Antony Géros, président de l’Assemblée de la Polynésie française

Ce sera bien Moetai Brotherson demain (vendredi 12 mai, Ndlr)à votre candidat à la présidence de la Polynésie ?
« C’était décidé comme ça, on va le respecter, comme c’était décidé pour moi que je sois à l’Assemblée. »

On sait que l’Assemblée a souvent été considérée comme une simple chambre d’enregistrement du gouvernement. Est-ce que sous votre présidence, cela va changer ? Est-ce que l’Assemblée va gagner en pouvoir par rapport au gouvernement ?
« L’Assemblée va toujours rester ce qu’elle est. Ce n’est absolument pas une chambre d’enregistrement. Je l’ai dit d’entrée dans ma petite réunion avec mes collègues ce matin, que c’est la principale institution du pays, même si ce n’est pas la première. Parce que c’est d’elle que découle le pouvoir exécutif, c’est-à-dire l’élection du président, et grâce à ça, le président peut nommer son gouvernement. Donc c’est l’institution principale, me semble-t-il, qui normalement doit être considérée à son niveau. Et au sein de cette assemblée, nous sommes forces de proposition. C’est pour ça que la loi nous permet de faire des propositions, de pouvoir produire des propositions de lois de pays, des propositions de délibérations… Et fort de cela, j’ai cru comprendre dans les interventions de Moetai dans les médias, qu’il était ouvert à la faculté que l’Assemblée puisse être force de propositions vis-à-vis de ce gouvernement. Maintenant, dans quelle proportion, comment… on verra dans le temps. »

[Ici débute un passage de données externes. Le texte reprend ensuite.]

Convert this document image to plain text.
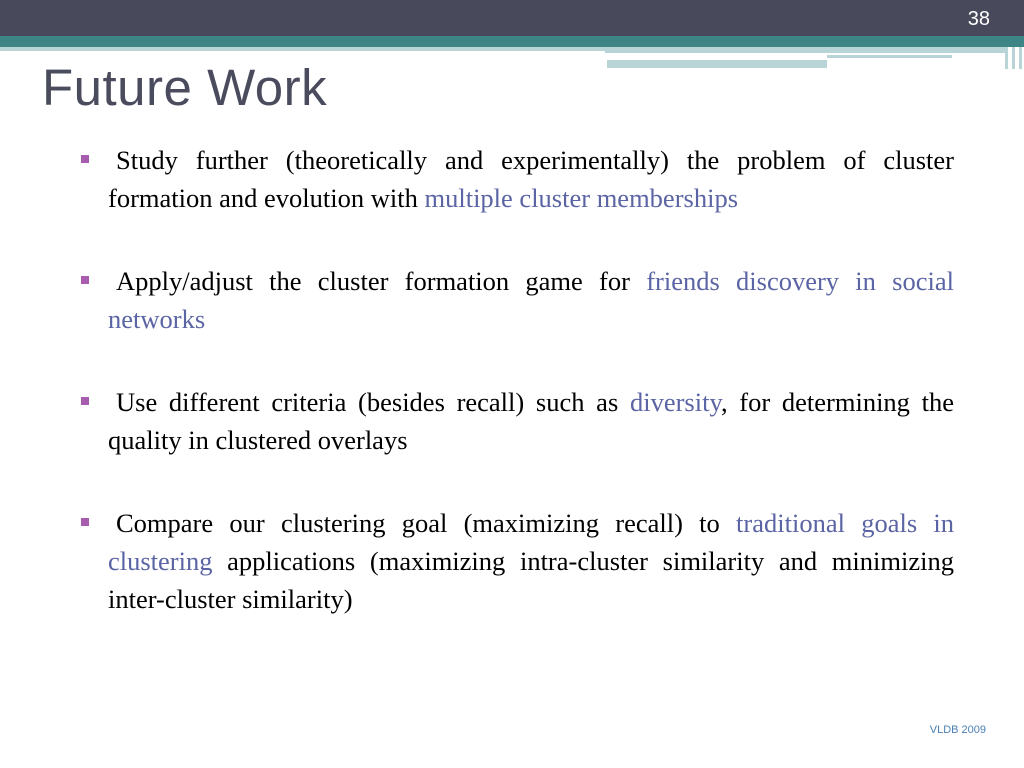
38
Future Work
Study further (theoretically and experimentally) the problem of cluster formation and evolution with multiple cluster memberships
Apply/adjust the cluster formation game for friends discovery in social networks
Use different criteria (besides recall) such as diversity, for determining the quality in clustered overlays
Compare our clustering goal (maximizing recall) to traditional goals in clustering applications (maximizing intra-cluster similarity and minimizing inter-cluster similarity)
VLDB 2009
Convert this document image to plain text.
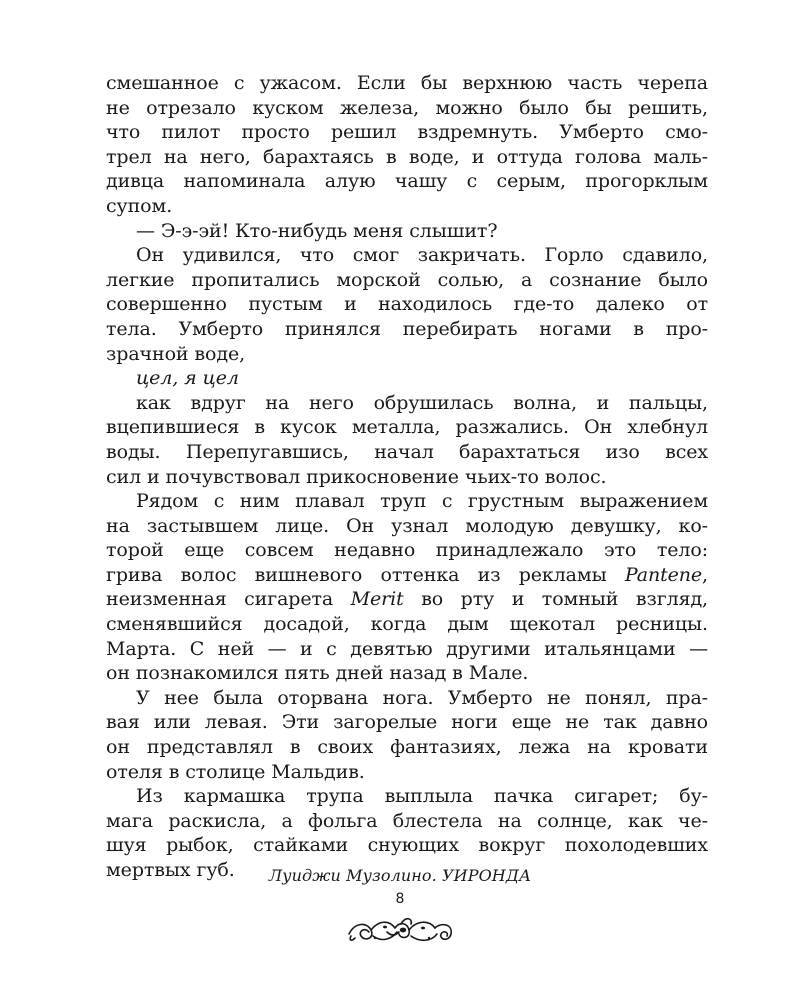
смешанное с ужасом. Если бы верхнюю часть черепа
не отрезало куском железа, можно было бы решить,
что пилот просто решил вздремнуть. Умберто смо-
трел на него, барахтаясь в воде, и оттуда голова маль-
дивца напоминала алую чашу с серым, прогорклым
супом.
— Э-э-эй! Кто-нибудь меня слышит?
Он удивился, что смог закричать. Горло сдавило,
легкие пропитались морской солью, а сознание было
совершенно пустым и находилось где-то далеко от
тела. Умберто принялся перебирать ногами в про-
зрачной воде,
цел, я цел
как вдруг на него обрушилась волна, и пальцы,
вцепившиеся в кусок металла, разжались. Он хлебнул
воды. Перепугавшись, начал барахтаться изо всех
сил и почувствовал прикосновение чьих-то волос.
Рядом с ним плавал труп с грустным выражением
на застывшем лице. Он узнал молодую девушку, ко-
торой еще совсем недавно принадлежало это тело:
грива волос вишневого оттенка из рекламы Pantene,
неизменная сигарета Merit во рту и томный взгляд,
сменявшийся досадой, когда дым щекотал ресницы.
Марта. С ней — и с девятью другими итальянцами —
он познакомился пять дней назад в Мале.
У нее была оторвана нога. Умберто не понял, пра-
вая или левая. Эти загорелые ноги еще не так давно
он представлял в своих фантазиях, лежа на кровати
отеля в столице Мальдив.
Из кармашка трупа выплыла пачка сигарет; бу-
мага раскисла, а фольга блестела на солнце, как че-
шуя рыбок, стайками снующих вокруг похолодевших
мертвых губ.	Луиджи Музолино. УИРОНДА
8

« Le combat du FLNKS ou de l’Union calédonienne est identique au combat du Tavini Huiraatira, c’est-à-dire que ces formations ont choisi pour objectif de faire accéder leur pays à sa souveraineté »

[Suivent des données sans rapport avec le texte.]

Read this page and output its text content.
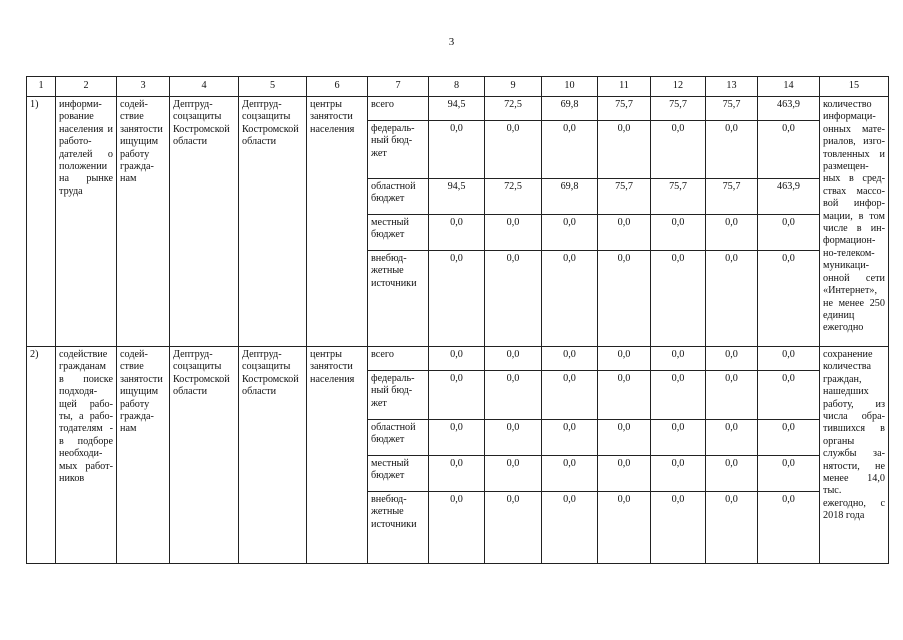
3
1	2	3	4	5	6	7	8	9	10	11	12	13	14	15
1)	информи-рование населения и работо-дателей о положении на рынке труда	содей-ствие занятости ищущим работу гражда-нам	Дептруд-соцзащиты Костромской области	Дептруд-соцзащиты Костромской области	центры занятости населения	всего	94,5	72,5	69,8	75,7	75,7	75,7	463,9	количество информаци-онных мате-риалов, изго-товленных и размещен-ных в сред-ствах массо-вой инфор-мации, в том числе в ин-формацион-но-телеком-муникаци-онной сети «Интернет», не менее 250 единиц ежегодно
						федераль-ный бюд-жет	0,0	0,0	0,0	0,0	0,0	0,0	0,0	
						областной бюджет	94,5	72,5	69,8	75,7	75,7	75,7	463,9	
						местный бюджет	0,0	0,0	0,0	0,0	0,0	0,0	0,0	
						внебюд-жетные источники	0,0	0,0	0,0	0,0	0,0	0,0	0,0	
2)	содействие гражданам в поиске подходя-щей рабо-ты, а рабо-тодателям - в подборе необходи-мых работ-ников	содей-ствие занятости ищущим работу гражда-нам	Дептруд-соцзащиты Костромской области	Дептруд-соцзащиты Костромской области	центры занятости населения	всего	0,0	0,0	0,0	0,0	0,0	0,0	0,0	сохранение количества граждан, нашедших работу, из числа обра-тившихся в органы службы за-нятости, не менее 14,0 тыс. ежегодно, с 2018 года
						федераль-ный бюд-жет	0,0	0,0	0,0	0,0	0,0	0,0	0,0	
						областной бюджет	0,0	0,0	0,0	0,0	0,0	0,0	0,0	
						местный бюджет	0,0	0,0	0,0	0,0	0,0	0,0	0,0	
						внебюд-жетные источники	0,0	0,0	0,0	0,0	0,0	0,0	0,0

On a vu aussi ce matin Roch Wamytan venir de Nouvelle-Calédonie pour vous soutenir et célébrer votre victoire avec vous. On rappelle que c’est un indépendantiste calédonien : il nous dit que la cause indépendantiste qui est promue par le Tavini peut aussi servir la cause indépendantiste en Calédonie. De quelle manière pensez-vous pouvoir travailler ensemble dans cette lutte ?
« D’abord, ce qu’il faut savoir, c’est que Roch est pratiquement avec Paul Néaoutyine, l’un des survivants -on va dire- de la classe indépendantiste, qui a prôné l’accession de la Kanaky (nom donné à la Nouvelle-Calédonie par les indépendantistes, Ndlr) à sa souveraineté, à l’époque de Tjibaou et Yeiwéné Yeiwéné. Et aujourd’hui, ce sont pratiquement les seuls qui existent encore et qui sont toujours vivants. Qui plus est, Roch a pu accéder aux hautes fonctions de président du Congrès, qui est l’égal du président de l’Assemblée en Polynésie. Le combat du FLNKS ou de l’Union calédonienne est identique au combat du Tavini Huiraatira, c’est-à-dire que ces formations ont choisi pour objectif de faire accéder leur pays à sa souveraineté. Et pour cela, ce que nous propose l’organisation des Nations-Unies avec le comité de décolonisation et la quatrième commission, c’est le dialogue sur la décolonisation. C’est la première étape. D’abord, apprendre à dialoguer. Parce que si cette souveraineté était acquise, on rentre dans le concert des Nations-Unies, et si on n’est pas capable de dialoguer en bilatéral avec la ‘puissance administrante’ comme on l’appelle aujourd’hui, le travail sera plus difficile si toutefois on accédait à la souveraineté en disant qu’on ne va pas discuter avec eux, mais qu’on va discuter avec ceux-là… C’est pas comme ça. On a appris lors de nos courts séjours à l’ONU qu’on rentre vraiment dans la cour des grands où tout le monde se concerte. Mais c’est vrai qu’il y a peut-être des petites différences, des petites divergences pour des intérêts qui leur sont propres, mais on doit discuter, on doit dialoguer ».